Chaque nuit, mon mari allait dormir dans la chambre de notre fille : au début, je n’y ai pas prêté attention, mais un jour j’ai décidé de cacher une caméra dans sa chambre…

Chaque nuit, mon mari allait dormir dans la chambre de notre fille.

Au début, je n’y ai pas prêté attention, mais un jour j’ai décidé de cacher une caméra dans sa chambre, et quand j’ai regardé l’enregistrement, j’ai failli m’évanouir d’horreur 😲😱 Je me suis toujours considérée comme une bonne mère.

Après mon premier divorce, je me suis promis de ne plus jamais permettre à qui que ce soit de faire du mal à ma fille.

Je vivais uniquement pour elle, en essayant de contrôler tout ce qui pouvait, même légèrement, l’affecter.

Trois ans plus tard, Max est entré dans nos vies.

Il était calme, attentionné, quinze ans plus âgé que moi.

Il traitait Emma avec tellement de chaleur et d’attention, comme si elle était sa propre fille.

Pour la première fois depuis longtemps, j’ai pensé que peut-être c’était ça, un vrai foyer — calme et sûr.

Emma a eu sept ans le printemps dernier.

Depuis qu’elle était petite, elle avait des problèmes de sommeil.

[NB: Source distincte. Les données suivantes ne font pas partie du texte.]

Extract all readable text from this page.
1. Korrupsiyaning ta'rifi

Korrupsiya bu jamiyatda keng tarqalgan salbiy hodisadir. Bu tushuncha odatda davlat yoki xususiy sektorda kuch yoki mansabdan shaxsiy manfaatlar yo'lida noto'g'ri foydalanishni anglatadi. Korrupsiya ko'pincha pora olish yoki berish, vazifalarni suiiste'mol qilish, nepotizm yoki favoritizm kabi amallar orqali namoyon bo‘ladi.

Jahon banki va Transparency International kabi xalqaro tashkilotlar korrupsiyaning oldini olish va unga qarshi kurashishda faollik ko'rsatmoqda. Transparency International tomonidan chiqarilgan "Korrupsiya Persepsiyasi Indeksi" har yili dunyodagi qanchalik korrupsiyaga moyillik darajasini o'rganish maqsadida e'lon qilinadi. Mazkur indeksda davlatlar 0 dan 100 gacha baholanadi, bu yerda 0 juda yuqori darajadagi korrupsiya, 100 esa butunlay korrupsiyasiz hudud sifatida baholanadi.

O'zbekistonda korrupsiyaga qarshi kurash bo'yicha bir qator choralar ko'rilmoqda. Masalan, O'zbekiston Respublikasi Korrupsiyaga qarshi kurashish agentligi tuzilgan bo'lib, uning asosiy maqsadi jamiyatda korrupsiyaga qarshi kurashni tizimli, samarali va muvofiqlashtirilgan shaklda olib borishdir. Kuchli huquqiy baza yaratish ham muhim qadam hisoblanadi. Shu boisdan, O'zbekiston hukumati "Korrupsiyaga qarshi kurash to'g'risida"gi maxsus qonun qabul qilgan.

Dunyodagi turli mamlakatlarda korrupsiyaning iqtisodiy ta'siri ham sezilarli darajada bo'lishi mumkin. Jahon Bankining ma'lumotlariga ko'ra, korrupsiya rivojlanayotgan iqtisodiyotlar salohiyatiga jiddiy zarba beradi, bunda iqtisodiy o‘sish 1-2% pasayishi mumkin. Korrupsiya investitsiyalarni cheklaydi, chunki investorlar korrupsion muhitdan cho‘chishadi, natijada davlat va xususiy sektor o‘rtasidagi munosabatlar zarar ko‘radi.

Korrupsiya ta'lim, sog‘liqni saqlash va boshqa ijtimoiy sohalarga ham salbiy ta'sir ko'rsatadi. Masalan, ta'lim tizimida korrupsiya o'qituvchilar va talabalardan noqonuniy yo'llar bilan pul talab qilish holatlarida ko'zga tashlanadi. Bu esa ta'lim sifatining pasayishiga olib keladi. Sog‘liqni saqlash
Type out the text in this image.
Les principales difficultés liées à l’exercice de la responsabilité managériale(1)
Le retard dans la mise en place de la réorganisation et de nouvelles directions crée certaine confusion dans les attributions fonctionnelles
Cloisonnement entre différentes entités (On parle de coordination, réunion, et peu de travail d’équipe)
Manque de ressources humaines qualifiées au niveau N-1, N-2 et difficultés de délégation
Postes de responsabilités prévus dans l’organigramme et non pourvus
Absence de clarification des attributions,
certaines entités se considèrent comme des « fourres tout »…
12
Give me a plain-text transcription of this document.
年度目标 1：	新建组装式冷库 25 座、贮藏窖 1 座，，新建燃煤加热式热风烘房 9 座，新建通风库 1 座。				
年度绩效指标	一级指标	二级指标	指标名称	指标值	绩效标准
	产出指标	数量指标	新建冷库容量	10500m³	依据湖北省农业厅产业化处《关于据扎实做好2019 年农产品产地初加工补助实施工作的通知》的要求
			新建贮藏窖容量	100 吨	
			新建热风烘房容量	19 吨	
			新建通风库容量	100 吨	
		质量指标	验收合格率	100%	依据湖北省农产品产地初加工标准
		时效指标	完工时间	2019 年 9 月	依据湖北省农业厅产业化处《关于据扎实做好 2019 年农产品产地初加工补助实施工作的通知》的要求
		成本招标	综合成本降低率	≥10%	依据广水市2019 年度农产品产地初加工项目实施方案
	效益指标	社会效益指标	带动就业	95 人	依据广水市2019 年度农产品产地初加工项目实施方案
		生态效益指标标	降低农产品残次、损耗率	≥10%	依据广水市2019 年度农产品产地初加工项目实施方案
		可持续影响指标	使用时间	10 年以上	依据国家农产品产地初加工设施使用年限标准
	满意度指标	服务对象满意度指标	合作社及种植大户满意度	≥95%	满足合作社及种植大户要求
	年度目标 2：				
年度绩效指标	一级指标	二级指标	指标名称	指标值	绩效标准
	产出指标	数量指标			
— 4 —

Elle se réveillait souvent la nuit en criant, tremblante, et parfois elle marchait en dormant.

Parfois, elle restait simplement assise dans son lit et regardait dans le couloir, comme si elle voyait quelqu’un là-bas.

J’attribuais tout cela au passé et j’étais sûre que l’amour réparerait tout avec le temps.

Mais cela ne s’est pas amélioré.

Après quelques mois, j’ai commencé à remarquer quelque chose d’étrange.

Presque chaque nuit vers minuit, Max sortait de notre lit.

Il murmurait toujours la même chose : son dos lui faisait mal, le canapé serait plus confortable.

Je l’ai cru… jusqu’à la nuit où je me suis réveillée et où je n’ai pu le trouver nulle part.

Le canapé était vide.

La cuisine était sombre.

La maison était trop silencieuse.

Et puis j’ai remarqué un mince filet de lumière sous la porte d’Emma.

J’ai regardé à l’intérieur.

Max était allongé à côté d’elle, son bras autour de ses épaules, comme s’il était là depuis longtemps.

« Max ? » ai-je appelé doucement.

Il a sursauté et a ouvert les yeux.

« Elle a encore fait un cauchemar. Je voulais juste être avec elle », a-t-il dit calmement.

Tout sonnait juste en mots.

Comme de l’attention.

Comme les actions d’une bonne personne.

Mais à l’intérieur, je sentais un nœud dans mon estomac, comme si quelque chose criait : « Ce n’est pas normal. »

Le lendemain, sans rien expliquer à personne, j’ai acheté une petite caméra cachée et je l’ai installée dans la chambre d’Emma — en hauteur, là où personne ne regarderait.

Quelques jours plus tard, j’ai lancé l’enregistrement.

Et je suis restée figée d’horreur.

😲😱 Dans la vidéo, Emma s’est redressée brusquement dans son lit.

Ses yeux étaient grands ouverts, mais son regard était vide, comme si elle regardait non pas les murs, mais quelque part à travers eux.

Ses lèvres bougeaient, murmurant quelque chose dans l’obscurité.

Max s’est penché vers elle et a répondu doucement, en bougeant à peine les lèvres.

De l’extérieur, on aurait dit qu’ils parlaient à une troisième personne invisible.

J’ai eu froid.

Je suis restée éveillée toute la nuit, repassant l’enregistrement encore et encore.

Le matin, j’ai parlé à Max.

Et j’ai entendu la vérité, qui ne m’a pas fait me sentir mieux, mais seulement pire.

Il s’est avéré qu’Emma se réveillait de cauchemars sévères plusieurs nuits d’affilée, en pleurant et incapable de dormir.

Max se levait simplement avec elle pour qu’elle ne soit pas seule et effrayée.

Je lui ai dit que cela ne pouvait pas continuer.

Même si les intentions étaient bonnes, cette approche était mauvaise.

Nous devions trouver une autre solution.

Le lendemain, j’ai pris rendez-vous pour Emma avec un psychologue pour enfants.

J’étais déterminée à comprendre ce qui arrivait à ma fille et d’où venaient ses terreurs nocturnes.